Pourquoi les choses tiennent-elles ? D’une certaine manière, par la force de l’habitude et l’autorité, c’est vrai. Mais au fond, elles tiennent surtout par loyauté.
Il n’y a pas de sensibilité sans attachement. Partant de là, on s’attache forcément avec qui on est, à là où on est, aux endroits où on vit, où on fait quelque chose. C’est un processus qui se déroule de manière autonome, indépendamment de la volonté des gens. Cela se rattache à l’existence, sa possibilité sociale. On se sent dépendant et redevable de certaines choses pour exister, et on est alors loyal.
Le symbole le plus fameux de cette loyauté, dans sa substance même, c’est bien entendu le chien.
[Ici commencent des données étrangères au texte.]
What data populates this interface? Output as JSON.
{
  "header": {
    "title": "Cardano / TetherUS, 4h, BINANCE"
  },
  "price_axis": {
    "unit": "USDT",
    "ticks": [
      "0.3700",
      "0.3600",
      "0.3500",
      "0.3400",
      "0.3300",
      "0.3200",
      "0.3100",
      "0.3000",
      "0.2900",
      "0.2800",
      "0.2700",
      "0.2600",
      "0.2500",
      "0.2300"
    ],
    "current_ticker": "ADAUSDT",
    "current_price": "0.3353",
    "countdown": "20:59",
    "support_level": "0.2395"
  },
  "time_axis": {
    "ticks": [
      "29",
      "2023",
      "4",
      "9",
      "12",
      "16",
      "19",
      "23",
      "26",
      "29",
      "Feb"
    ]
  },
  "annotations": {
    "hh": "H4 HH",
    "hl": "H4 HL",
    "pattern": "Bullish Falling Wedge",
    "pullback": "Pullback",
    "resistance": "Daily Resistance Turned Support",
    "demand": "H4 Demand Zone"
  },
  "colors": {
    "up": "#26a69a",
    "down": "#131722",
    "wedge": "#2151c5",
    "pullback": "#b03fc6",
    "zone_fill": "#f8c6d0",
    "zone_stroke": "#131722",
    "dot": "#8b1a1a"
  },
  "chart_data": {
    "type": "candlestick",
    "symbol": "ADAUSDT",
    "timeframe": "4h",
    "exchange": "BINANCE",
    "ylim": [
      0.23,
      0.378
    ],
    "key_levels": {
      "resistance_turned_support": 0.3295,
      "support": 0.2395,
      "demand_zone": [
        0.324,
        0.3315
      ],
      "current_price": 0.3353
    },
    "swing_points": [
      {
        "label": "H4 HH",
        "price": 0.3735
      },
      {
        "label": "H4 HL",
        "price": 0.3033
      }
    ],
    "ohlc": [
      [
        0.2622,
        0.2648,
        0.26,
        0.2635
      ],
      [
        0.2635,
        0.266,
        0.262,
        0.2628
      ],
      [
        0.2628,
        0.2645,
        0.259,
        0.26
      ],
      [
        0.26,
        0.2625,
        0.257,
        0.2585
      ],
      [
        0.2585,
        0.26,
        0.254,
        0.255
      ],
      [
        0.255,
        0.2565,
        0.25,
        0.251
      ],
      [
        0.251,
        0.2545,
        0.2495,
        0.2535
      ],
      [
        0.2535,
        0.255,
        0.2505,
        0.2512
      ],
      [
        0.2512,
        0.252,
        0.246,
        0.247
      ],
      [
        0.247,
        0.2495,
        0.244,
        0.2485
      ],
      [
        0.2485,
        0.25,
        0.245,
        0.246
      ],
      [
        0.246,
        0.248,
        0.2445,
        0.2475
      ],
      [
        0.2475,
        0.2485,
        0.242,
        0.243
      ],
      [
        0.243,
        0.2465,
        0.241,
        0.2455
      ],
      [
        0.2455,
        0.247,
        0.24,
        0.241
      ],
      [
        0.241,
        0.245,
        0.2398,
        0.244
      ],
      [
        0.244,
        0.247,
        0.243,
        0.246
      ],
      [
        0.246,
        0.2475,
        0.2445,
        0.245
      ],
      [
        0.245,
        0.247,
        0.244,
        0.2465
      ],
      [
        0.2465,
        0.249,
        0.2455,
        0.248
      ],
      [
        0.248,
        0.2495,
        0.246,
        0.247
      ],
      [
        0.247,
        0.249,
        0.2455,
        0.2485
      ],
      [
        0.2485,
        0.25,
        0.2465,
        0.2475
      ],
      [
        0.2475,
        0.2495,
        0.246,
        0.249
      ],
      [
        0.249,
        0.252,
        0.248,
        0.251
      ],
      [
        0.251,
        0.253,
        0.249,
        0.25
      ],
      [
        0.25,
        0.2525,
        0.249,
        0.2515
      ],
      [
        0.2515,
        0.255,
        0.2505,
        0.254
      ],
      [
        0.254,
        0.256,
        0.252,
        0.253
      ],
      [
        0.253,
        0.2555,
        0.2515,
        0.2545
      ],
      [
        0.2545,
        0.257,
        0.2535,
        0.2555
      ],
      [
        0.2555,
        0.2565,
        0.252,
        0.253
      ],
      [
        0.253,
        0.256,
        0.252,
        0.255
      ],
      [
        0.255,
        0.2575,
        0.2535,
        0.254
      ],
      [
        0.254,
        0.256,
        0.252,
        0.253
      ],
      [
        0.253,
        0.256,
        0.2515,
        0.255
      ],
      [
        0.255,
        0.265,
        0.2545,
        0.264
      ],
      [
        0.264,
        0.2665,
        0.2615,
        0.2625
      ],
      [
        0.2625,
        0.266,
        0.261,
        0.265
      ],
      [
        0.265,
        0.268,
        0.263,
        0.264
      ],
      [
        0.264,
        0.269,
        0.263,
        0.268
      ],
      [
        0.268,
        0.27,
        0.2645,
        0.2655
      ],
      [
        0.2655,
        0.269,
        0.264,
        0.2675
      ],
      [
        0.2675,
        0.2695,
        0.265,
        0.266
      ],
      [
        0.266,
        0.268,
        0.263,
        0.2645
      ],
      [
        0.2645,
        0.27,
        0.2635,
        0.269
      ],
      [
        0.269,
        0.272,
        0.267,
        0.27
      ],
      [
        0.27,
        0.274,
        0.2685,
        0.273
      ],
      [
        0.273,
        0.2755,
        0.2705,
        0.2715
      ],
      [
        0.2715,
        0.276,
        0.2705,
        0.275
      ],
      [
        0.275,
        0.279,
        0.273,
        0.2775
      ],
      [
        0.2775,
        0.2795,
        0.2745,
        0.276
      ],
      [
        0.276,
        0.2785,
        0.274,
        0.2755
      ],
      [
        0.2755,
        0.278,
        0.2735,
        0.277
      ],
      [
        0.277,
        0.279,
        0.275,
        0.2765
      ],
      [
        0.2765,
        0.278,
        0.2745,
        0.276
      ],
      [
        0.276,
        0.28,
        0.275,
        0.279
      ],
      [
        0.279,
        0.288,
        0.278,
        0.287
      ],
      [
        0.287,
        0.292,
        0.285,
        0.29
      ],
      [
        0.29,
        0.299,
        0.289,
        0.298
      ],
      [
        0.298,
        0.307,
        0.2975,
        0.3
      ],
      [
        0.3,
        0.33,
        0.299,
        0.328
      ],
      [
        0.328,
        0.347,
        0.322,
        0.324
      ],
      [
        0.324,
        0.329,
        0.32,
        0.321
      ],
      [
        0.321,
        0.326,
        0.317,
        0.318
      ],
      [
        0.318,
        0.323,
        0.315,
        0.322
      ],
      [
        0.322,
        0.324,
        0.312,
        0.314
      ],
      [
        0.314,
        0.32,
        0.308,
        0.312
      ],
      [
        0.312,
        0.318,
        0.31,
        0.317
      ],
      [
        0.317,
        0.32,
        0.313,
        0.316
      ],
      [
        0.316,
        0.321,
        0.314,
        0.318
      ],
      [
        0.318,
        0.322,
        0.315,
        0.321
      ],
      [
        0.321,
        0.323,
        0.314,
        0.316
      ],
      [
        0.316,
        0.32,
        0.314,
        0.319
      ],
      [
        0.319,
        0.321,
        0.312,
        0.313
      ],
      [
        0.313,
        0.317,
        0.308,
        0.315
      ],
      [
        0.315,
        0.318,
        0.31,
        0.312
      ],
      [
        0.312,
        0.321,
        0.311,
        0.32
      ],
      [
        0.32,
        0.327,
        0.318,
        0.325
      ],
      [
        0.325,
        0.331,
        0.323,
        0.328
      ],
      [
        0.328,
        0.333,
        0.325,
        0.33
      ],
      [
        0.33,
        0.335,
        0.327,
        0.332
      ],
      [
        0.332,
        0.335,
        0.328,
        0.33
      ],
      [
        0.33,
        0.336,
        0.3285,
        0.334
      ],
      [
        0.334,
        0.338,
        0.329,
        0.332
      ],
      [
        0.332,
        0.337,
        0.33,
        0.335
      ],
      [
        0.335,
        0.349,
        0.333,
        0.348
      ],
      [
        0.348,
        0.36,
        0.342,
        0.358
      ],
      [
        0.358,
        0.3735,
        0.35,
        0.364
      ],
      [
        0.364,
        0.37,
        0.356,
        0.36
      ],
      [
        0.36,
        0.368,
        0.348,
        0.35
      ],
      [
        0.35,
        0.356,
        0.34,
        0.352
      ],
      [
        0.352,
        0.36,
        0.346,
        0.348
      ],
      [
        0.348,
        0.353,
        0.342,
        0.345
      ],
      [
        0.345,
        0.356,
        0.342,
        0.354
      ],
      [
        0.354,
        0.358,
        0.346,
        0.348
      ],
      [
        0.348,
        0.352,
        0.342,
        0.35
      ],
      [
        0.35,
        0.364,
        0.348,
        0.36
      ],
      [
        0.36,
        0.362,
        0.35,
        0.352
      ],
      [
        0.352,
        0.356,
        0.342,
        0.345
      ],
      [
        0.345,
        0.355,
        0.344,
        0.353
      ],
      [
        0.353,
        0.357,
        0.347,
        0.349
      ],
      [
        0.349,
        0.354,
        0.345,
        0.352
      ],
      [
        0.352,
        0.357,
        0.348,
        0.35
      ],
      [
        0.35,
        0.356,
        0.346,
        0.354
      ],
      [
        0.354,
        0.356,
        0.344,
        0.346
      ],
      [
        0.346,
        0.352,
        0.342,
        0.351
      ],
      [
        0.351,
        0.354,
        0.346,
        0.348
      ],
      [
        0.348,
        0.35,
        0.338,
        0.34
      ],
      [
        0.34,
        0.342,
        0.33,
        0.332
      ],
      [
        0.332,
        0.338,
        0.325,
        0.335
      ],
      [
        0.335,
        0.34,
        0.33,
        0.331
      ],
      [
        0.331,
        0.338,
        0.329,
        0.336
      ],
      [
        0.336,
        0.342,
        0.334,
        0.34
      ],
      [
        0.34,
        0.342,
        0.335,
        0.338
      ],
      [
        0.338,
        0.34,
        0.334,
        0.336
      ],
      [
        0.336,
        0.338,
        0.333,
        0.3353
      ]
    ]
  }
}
Le chien est le « meilleur ami » de l’homme, car il est loyal. Il ne trahira pas, il est marqué par sa loyauté, alors que les êtres humains, justement, peuvent dérailler.
L’humanité ne tiendrait pas sans loyauté et c’est à ça qu’on voit que les humains n’ont pas été « créés » par Dieu, mais sont bien des animaux produits par la Nature. S’ils sortent de la loyauté, ils sont perdus.
Toutes les loyautés ne se valent pourtant pas. Certaines sont fictives, d’autres symboliques. Toute loyauté dépend de la culture, c’est-à-dire de la réalité historique de l’humanité comme animal social développé.
Par exemple, on ne peut pas comprendre la guerre en Ukraine sans comprendre que ce qui joue beaucoup, c’est qu’un camp veut célébrer la victoire sur les nazis et l’autre ne le veut pas. Les Russes reprochent aux Ukrainiens leur déloyauté par rapport à leur passé commun. Le régime ukrainien propose de son côté une nouvelle loyauté, artificielle, « occidentale ».
La guerre Russie-Ukraine est, psychologiquement si on veut, avant tout une guerre pour la loyauté. Bien entendu, à l’arrière-plan, il y a l’affrontement entre les blocs. Mais les gens ne vont pas à la guerre sans motivation, ne serait-ce que minime et de portée historique.
Si on rate cet aspect essentiel de la vie humaine, on ne comprend d’ailleurs pas le maintien des religions, des nationalismes, des superstitions, bref d’un nombre immense de petits actes au quotidien servant de témoignage de loyauté.
Le folklore humain est même ici sans limites. On est loyal, on célèbre la loyauté… et ce d’autant plus qu’elle est absente, trahie, dévoyée, etc.
On ne soulignera jamais assez comment cet aspect est fondamental dans l’étude des mentalités, des actions et réactions au niveau personnel, individuel. Et tout cela est de nature historique, dépendant du mode de production dominant. Ce sont les attachements qui permettent que, demain, les gens iront au travail, il y aura des hôpitaux, et pareil après-demain.
S’il n’y avait pas ces attachements, d’ailleurs réciproques, rien ne tiendrait. On ne pourrait avoir confiance en rien, ni personne. Le propre du 24h du 24 du capitalisme est justement de ne permettre les loyautés que par l’intermédiaire de contrats et de marchandises.
C’est à ce niveau que tente d’opérer le « romantisme » d’extrême-Droite, qui prétend réactiver d’anciennes loyautés, en fait fictives le plus souvent. C’est le fameux « avant, c’était différent ». Il a sa part de vérité, car le capitalisme s’est renforcé et il a procédé à la dissolution de plus en plus de liens sociaux et culturels. Cependant, la tendance était déjà là.
Car le capitalisme ne permet aucune loyauté… à part à soi-même, et encore, à sa fonction dans le capitalisme. Voilà pourquoi, à l’inverse, être de Gauche, c’est montrer l’importance de la loyauté. On est là, parce qu’on protège ce à quoi on tient, et que ce à quoi on tient a du sens.
On peut avoir raison autant qu’on le voudra – si on donne l’impression de trahir, tout est foutu. Qui n’a pas connu ce moment amoureux où on se sent embarqué malgré soi dans quelque chose de nouveau, d’inquiétant, mais où on dit : je reste là, je suis loyal ?
Car on a confiance en le mouvement de la vie : telle est la vraie loyauté, la première, celle que toute loyauté rejoint.